Only Darwin's ideas can explain these amazing facts. He taught us that the similarities among species are the result of shared common ancestry. All life is part of the same large and diverse family. We human beings are not distinct from the natural world - instead, we are as much a part of it as are giant redwoods, gray wolves, sea slugs, and chimpanzees. This profound discovery about the world and our place in it is indeed worth celebrating.

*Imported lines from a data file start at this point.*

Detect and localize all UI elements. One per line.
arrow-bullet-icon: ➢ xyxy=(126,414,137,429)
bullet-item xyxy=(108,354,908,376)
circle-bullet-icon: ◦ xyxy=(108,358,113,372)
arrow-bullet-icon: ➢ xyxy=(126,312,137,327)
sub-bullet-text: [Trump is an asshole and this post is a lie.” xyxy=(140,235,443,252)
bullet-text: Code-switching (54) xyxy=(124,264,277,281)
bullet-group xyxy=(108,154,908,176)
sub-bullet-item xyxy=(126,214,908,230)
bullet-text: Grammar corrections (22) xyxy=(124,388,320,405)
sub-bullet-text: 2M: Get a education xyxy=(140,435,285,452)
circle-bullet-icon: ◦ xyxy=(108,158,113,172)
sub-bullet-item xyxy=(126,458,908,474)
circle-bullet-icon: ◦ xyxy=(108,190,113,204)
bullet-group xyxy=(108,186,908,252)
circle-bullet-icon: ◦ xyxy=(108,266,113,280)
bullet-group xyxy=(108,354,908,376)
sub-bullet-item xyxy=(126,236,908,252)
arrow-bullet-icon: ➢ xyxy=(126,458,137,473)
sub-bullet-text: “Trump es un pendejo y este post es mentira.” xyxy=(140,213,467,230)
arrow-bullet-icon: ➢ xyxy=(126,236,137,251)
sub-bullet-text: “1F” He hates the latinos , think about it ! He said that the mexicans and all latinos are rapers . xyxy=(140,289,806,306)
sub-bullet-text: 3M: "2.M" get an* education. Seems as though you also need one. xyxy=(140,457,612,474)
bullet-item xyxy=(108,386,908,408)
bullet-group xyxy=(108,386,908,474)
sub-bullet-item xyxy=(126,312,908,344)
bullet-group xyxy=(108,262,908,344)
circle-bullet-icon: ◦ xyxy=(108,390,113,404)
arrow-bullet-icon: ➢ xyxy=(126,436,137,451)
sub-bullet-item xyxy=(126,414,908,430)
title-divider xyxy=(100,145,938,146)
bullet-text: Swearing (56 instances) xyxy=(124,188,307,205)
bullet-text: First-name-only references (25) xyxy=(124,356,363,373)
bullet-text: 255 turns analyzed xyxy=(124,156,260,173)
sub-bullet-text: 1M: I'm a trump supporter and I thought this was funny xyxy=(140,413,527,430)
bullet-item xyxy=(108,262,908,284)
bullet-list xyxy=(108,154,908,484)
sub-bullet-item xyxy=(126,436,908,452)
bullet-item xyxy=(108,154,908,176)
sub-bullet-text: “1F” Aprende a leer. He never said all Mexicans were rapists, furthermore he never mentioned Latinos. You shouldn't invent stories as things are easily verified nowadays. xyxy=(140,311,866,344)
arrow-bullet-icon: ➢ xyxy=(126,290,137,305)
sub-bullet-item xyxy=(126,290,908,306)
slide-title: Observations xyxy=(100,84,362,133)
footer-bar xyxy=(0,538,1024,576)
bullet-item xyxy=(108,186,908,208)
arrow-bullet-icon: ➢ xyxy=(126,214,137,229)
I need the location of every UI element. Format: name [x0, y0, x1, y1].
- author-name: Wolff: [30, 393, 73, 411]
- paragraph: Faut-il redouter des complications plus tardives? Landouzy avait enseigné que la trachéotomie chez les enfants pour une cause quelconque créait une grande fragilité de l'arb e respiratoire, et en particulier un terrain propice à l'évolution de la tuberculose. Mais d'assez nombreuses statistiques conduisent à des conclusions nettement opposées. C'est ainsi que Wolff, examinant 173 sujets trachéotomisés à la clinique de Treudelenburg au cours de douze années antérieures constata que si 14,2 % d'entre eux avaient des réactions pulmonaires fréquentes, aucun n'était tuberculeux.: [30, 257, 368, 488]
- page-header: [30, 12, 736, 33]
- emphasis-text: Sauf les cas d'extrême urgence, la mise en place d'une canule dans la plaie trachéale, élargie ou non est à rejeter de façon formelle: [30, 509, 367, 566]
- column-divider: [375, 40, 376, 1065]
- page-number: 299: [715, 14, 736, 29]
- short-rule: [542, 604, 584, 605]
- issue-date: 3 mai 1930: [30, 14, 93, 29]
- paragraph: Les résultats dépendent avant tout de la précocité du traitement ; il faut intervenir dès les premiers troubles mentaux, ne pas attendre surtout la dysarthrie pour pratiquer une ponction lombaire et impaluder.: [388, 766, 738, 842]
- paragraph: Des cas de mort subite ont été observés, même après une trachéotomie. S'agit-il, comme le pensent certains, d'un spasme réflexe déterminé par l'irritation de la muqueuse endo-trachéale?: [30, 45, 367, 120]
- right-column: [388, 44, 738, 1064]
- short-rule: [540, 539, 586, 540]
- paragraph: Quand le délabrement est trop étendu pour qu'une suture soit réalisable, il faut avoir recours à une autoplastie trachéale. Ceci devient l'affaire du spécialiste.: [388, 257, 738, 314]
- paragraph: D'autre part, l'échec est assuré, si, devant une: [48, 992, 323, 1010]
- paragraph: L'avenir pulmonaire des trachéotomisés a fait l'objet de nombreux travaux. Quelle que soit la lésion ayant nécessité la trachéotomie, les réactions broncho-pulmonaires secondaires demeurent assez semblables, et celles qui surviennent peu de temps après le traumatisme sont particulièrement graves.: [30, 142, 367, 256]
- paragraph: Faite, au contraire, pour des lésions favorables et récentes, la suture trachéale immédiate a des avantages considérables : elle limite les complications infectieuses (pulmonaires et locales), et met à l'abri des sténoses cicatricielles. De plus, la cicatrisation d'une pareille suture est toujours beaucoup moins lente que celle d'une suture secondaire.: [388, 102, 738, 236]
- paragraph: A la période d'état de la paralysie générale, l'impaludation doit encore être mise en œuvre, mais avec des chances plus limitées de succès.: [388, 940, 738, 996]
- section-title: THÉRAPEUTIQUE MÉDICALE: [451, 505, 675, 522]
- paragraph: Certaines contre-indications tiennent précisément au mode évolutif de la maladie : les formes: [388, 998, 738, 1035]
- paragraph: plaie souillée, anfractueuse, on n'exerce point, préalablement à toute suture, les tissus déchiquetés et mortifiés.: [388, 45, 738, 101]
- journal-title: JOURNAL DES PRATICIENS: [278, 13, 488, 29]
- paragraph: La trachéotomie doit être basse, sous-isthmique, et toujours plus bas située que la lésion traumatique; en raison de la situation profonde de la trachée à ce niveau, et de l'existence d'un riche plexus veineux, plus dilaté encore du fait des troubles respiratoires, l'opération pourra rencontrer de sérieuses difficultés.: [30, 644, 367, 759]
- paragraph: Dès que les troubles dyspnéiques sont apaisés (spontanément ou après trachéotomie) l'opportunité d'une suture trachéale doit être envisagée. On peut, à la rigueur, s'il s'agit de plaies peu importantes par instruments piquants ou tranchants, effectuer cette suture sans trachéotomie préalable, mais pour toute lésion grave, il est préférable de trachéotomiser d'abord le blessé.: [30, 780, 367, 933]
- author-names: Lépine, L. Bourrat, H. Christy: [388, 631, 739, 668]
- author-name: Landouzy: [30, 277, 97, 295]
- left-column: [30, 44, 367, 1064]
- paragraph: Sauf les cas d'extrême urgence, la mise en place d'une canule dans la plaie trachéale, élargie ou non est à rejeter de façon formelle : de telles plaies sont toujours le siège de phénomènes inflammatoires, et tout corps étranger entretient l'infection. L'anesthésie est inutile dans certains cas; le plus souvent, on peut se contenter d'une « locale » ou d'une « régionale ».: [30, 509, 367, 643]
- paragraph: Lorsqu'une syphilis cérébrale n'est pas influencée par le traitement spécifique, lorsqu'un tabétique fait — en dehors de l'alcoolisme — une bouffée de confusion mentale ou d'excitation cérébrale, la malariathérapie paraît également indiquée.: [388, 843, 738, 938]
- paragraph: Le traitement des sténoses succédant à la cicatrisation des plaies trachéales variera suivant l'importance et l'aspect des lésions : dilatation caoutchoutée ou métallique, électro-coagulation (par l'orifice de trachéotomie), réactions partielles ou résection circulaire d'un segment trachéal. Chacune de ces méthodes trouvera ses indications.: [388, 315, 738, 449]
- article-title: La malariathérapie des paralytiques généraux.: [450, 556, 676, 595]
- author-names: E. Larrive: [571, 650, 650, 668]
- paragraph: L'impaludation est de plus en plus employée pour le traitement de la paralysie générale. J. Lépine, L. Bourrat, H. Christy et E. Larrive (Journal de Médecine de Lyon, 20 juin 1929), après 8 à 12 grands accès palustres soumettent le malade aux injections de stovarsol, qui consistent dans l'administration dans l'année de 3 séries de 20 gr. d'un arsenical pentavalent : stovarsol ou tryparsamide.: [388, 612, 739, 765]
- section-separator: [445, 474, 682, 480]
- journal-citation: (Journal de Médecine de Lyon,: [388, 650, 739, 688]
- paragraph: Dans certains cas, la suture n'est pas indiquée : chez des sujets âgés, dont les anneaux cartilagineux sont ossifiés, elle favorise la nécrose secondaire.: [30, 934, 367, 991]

It's hard to feel alone in the world when you start to see nature in this way!
I also had occasion yesterday to pick up a book I haven't read in a while, the excellent biography Darwin : The life of a tormented evolutionist by Adrian Desmond and James Moore. Doing so brought to mind one of the things I really respect about the man.
It is fairly well known that Darwin had more or less worked out his theory of evolution (and the role of natural selection in it) some twenty years before On the Origin of Species was published in 1859. There are various reasons it took Darwin so long to get his theory into print, but in 1858 he was chugging along getting all the details drafted. Then, on 18 June, 1858, he received some mail from Alfred Russel Wallace, another naturalist -- a letter that laid out a theory of evolution that struck Darwin as very much like his own.
Desmond and Moore note that there were differences in the two theories. Darwin, however, fully emersed in spelling out his own theory, couldn't help reading his theory into Wallace's letter.
This could have become an object lesson for students of history in not waiting too long to put things on paper, and we might have been celebrating Wallace day. Or, if Darwin had had some Isaac Newton-style mean in him, he could have found a way to crush Wallace's claim to priority ("Letter? What letter?"). Instead, Darwin showed admirable fellow-feeling for his fellow scientist. Desmond and Moore write:

Wallace asked him to send the paper to Lyell, which he did with a wailing note. Wallace did not mention publication, but Darwin would 'of course, at once write and offer to send [the paper] to any journal' of Wallace's choice. Yet 'all my originality, whatever it may amount to, will be smashed.' Lyell mulled over the problem and came up with the solution; they should announce their discoveries jointly. Darwin concurred, trying to suppress the niggling fear that this might look suspicious, as though he was stealing Wallace's credit. Hooker had seen his 1844 essay, Asa Gray at Harvard had a long abstract of it

so that I could most truly say and prove that I take nothing from Wallace. I should be extremely glad now to publish a sketch of my general views in about a dozen pages or so. But I cannot persuade myself that I can do so honourably ... I would far rather burn my whole book than that he or any man should think that I had behaved in a paltry spirit.

(p. 469)

In other words, Darwin not only encouraged and communicated with Wallace, a potential competitor, but when it seemed as though Wallace had gotten the answer (the same answer!) before him, Darwin was willing to help him get it published. Even when his mentor Lyell persuaded him that a joint announcement of the answer would be acceptable, Darwin was still concerned that no one think him to be behaving in "a paltry spirit". He didn't want Wallace to be robbed of credit, and he didn't want anyone else in the scientific community to think him (Darwin) a jerk -- because decent human relationships in the community of science mattered to him.
It's enough to make me want to exhume him just to give the man a kiss. Can we reappropriate the word "Darwinist" to mean scientists who care deeply about being decent human beings -- even when they're doing science? Because really, could anyone be against that kind of Darwinism?